Calcium-Independent and Calcium-Dependent Mechanisms; Regulate Corticotropin-Releasing Factor- Stimulated Proopiomelanocortin Peptide Secretion and Messenger Ribonucleic Acid Production

Abstract

We have evaluated the role of calcium in basal and secretagogue-stimulated released of .beta.-endorphin and PRL and the levels of their respective mRNAs in primary cultured rat anterior pituitary cells.

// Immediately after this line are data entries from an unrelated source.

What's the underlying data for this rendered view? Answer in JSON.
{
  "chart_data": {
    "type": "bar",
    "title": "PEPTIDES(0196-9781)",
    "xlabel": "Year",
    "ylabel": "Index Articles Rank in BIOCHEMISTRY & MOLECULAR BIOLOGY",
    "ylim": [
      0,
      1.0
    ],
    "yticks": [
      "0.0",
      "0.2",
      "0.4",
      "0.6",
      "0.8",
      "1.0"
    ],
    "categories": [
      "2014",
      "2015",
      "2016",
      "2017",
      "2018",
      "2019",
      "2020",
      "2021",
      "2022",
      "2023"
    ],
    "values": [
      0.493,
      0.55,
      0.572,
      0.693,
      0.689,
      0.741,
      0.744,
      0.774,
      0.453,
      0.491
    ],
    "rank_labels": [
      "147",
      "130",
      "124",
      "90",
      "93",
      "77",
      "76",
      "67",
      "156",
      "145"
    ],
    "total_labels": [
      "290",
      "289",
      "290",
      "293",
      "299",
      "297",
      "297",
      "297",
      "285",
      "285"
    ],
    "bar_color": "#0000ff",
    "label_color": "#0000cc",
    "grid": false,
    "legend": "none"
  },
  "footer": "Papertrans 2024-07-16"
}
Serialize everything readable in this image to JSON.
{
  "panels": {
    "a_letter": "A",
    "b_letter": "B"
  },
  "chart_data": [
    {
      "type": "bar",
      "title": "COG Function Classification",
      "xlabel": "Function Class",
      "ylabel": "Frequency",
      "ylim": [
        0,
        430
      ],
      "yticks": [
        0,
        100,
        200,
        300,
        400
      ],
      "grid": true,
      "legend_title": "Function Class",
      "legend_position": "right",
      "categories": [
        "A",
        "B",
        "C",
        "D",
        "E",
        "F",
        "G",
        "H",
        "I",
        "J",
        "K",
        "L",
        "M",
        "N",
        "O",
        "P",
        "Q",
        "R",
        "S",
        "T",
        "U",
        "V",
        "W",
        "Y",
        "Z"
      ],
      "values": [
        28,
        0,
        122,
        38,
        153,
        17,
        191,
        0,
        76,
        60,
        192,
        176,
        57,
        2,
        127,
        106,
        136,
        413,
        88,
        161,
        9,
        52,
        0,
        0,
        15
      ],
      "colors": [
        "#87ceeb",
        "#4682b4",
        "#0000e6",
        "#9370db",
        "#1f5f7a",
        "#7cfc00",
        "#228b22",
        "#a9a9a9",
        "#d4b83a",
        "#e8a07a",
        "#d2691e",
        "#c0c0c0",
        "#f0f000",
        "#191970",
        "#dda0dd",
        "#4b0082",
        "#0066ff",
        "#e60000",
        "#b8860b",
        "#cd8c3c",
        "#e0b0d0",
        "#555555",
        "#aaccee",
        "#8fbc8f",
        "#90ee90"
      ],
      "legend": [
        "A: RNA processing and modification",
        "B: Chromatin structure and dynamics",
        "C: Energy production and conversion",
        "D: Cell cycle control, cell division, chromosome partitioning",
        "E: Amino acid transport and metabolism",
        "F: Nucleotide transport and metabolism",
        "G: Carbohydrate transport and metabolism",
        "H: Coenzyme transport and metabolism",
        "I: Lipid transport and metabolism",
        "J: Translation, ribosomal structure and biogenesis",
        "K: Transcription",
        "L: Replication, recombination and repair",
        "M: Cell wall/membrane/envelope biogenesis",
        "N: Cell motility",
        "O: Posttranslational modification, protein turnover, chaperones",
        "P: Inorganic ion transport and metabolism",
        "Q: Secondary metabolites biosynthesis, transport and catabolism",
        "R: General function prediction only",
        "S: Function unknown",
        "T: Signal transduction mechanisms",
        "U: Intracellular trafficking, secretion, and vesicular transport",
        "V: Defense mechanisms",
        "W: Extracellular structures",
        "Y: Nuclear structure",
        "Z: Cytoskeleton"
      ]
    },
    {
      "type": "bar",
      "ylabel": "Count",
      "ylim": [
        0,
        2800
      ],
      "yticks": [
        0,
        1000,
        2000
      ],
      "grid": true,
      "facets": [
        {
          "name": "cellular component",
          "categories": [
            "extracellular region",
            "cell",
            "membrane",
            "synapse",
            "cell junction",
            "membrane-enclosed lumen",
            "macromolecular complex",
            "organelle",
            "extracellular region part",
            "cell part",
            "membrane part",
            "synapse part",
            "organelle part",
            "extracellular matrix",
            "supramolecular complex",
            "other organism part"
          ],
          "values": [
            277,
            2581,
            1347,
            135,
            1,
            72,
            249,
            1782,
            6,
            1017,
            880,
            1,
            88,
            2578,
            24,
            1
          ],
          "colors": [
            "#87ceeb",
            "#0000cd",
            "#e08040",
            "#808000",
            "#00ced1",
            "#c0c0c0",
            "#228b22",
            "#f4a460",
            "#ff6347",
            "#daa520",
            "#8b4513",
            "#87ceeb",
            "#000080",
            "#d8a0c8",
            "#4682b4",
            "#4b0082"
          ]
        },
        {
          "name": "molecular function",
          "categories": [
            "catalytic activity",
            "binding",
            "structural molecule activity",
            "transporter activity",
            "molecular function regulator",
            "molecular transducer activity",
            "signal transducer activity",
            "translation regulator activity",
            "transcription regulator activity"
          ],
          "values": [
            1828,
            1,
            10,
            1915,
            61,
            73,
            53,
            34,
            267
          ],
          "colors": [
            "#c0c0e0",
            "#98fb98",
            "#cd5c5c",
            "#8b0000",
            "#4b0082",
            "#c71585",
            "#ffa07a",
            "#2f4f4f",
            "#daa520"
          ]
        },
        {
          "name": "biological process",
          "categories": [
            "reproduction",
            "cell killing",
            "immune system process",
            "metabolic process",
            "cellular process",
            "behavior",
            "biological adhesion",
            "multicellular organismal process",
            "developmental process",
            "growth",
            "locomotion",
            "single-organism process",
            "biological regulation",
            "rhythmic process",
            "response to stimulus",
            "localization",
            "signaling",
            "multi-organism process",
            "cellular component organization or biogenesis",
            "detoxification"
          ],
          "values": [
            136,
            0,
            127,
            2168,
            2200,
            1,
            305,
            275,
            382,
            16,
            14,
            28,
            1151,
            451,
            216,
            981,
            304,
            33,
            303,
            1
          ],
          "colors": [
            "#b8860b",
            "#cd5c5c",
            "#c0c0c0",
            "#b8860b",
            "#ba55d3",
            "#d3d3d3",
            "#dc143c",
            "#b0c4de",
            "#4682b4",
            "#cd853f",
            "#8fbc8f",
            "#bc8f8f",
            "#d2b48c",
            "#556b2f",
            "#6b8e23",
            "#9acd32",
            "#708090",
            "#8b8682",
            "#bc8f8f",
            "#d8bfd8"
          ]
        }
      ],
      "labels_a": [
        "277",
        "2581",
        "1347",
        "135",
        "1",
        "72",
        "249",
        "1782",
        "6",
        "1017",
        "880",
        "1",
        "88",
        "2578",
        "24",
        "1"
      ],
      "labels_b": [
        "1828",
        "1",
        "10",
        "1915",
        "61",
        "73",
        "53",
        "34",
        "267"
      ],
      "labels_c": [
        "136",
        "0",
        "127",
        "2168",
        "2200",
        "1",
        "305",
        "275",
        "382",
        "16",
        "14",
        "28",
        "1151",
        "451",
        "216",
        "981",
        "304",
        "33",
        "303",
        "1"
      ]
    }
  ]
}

Treatment of anterior pituitary cells with the calcium channel blocker methoxyverapamil (D600; 10 .mu.M) or with calcium-free medium for 1 h did not alter the basal release of .beta.-endorphin and only partially blocked CRF (10 nM)-stimulated .beta.-endorphin release. In contrast to these effects of D600 or calcium-free medium on corticotrophs, both of these test conditions decreased basal secretion of PRL from lactotrophs by 50-70% and completely blocked forskolin (10 .mu.M)-stimulated PRL secretion. Although omission of calcium from the culture medium caused a 50% decrease in basal levels of both proopiomelanocortin (POMC) and PRL mRNA, treatment of cells with D600 did not significantly alter the basal levels of POMC or PRL mRNA. Treatment of cells with D600 partially blocked CRF-stimulated elevation of POMC mRNA and forskolin-stimulated elevation of PRL mRNA. The calcium agonist barium (1 mM) produced a 2-fold increase in both .beta.-endorphin and PRL release, which was blocked by D600. Treatment of cells with barium had no effect on POMC mRNA levels, but increased PRL mRNA levels. D60 treatment of cells partially blocked barium-stimulated PRL mRNA levels. These findings demonstrate a calcium-dependent as well as a calcium-independent component of CRF-stimulated .beta.-endorphin secretion and CRF-stimulated POMC mRNA elevation. In contrast, PRL secretion and biosynthesis appear to be totally calcium-dependent processes.